Hydrocarbures : le Hirak affirme sa lutte antinéocolonialiste
Par Youcef Benzatat – Le rejet massif de la loi sur les hydrocarbures, illustré par de nombreuses manifestations dans les grandes villes algériennes ce dimanche, s’inscrit naturellement dans la continuité de la voie de l’émancipation que le peuple algérien a tracée depuis le 1er Novembre 1954.
Le colonialisme vaincu, il lui faudra à présent affronter le néocolonialisme qui instrumentalise les pouvoirs faibles des ex-colonisés pour perpétuer le pillage des richesses et maintenir les peuples dominés dans un sous-développement généralisé.
Les pouvoirs faibles, ce sont les décideurs illégitimes qui exercent l’autorité par la violence, en confisquant la souveraineté législatrice à leur peuple. Ils deviennent ainsi vulnérables à l’instrumentalisation par les néocolonialistes qui les soumettent au chantage de brader les richesses de leur pays contre un soutien complice pour les aider à se maintenir au pouvoir.
Ce n’est pas par hasard que la loi sur les hydrocarbures a été adoptée dans la précipitation, ce dimanche. La conjugaison de deux facteurs critiques a été déterminante. C’est au moment où les forces néocolonialistes se sont mises à faire mine de désapprouver la répression qui s’est abattue sur les manifestants algériens ces dernières semaines, allant jusqu’à menacer de constituer un Conseil national de transition algérien, par «l’audition de représentants du Hirak», entendre les militants de longue date qui pointent aux officines malveillantes contre la souveraineté nationale et infiltrés dans la Révolution du 22 Février, que les décideurs se sont tus pour laisser les exécutants expédier le bradage des hydrocarbures aux entreprises des puissances néocolonialistes. Ahmed Gaïd-Salah parti en convalescence, terré derrière les rideaux, muet au Conseil des ministres, donnant l’ordre aux forces de sécurité de lever la main sur la bastonnade et les enlèvements habituelles. Ce dimanche, on n’a observé aucune arrestation ni violence significative de la part des forces de sécurité contre les manifestants.
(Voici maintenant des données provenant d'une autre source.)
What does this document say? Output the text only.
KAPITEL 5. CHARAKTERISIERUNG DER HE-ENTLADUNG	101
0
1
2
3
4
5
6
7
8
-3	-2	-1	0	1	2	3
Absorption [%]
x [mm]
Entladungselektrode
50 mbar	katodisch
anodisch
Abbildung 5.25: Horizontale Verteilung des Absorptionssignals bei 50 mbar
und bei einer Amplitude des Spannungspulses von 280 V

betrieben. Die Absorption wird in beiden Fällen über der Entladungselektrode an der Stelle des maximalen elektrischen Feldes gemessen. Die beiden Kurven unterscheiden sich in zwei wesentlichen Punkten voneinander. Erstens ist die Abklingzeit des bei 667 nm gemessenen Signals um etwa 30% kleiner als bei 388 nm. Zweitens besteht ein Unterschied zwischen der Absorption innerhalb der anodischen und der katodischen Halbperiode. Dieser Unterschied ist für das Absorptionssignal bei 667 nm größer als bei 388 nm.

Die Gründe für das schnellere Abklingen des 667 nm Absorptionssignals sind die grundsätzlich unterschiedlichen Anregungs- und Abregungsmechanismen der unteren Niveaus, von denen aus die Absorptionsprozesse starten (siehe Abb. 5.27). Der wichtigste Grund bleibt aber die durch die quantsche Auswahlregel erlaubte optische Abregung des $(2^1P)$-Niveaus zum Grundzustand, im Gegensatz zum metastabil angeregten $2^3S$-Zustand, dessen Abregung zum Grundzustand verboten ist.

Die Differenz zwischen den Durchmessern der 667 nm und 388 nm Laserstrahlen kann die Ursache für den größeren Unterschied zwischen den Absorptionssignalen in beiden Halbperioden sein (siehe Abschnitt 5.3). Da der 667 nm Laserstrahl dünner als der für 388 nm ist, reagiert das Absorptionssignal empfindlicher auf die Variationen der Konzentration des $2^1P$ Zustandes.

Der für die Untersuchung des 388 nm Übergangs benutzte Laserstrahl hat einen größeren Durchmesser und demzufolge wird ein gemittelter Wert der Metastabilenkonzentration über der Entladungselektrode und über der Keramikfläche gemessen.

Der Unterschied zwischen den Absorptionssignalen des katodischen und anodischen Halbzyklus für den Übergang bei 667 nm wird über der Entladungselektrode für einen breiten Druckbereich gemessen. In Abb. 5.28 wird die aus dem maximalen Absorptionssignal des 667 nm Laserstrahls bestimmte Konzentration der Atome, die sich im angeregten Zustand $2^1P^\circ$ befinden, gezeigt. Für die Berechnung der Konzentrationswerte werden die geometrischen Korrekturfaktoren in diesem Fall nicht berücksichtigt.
Autrement, le débat national sur les hydrocarbures et sur l’énergie généralement et les décisions à prendre, ne peuvent être légitimes que si le peuple aura conquis sa souveraineté législatrice. Quels que soient les arguments avancés par les experts du régime en termes d’urgence. La préoccupation devant les besoins de consommation d’énergie de plus en plus importants, la nécessité de la prospection de nouveaux gisements pour faire face au tarissement de ceux existants, la préservation des parts de marché déjà acquis et menacées par la concurrence. Tous ces arguments ne peuvent justifier la nécessité de recourir aux plus grands groupes pétroliers internationaux au détriment du développement des potentialités nationales, industrielles et humaines. Encore moins de justifier l’exploitation du gaz de schiste, reconnu comme un danger public sur de très vastes zones d’habitation où il sera exploité.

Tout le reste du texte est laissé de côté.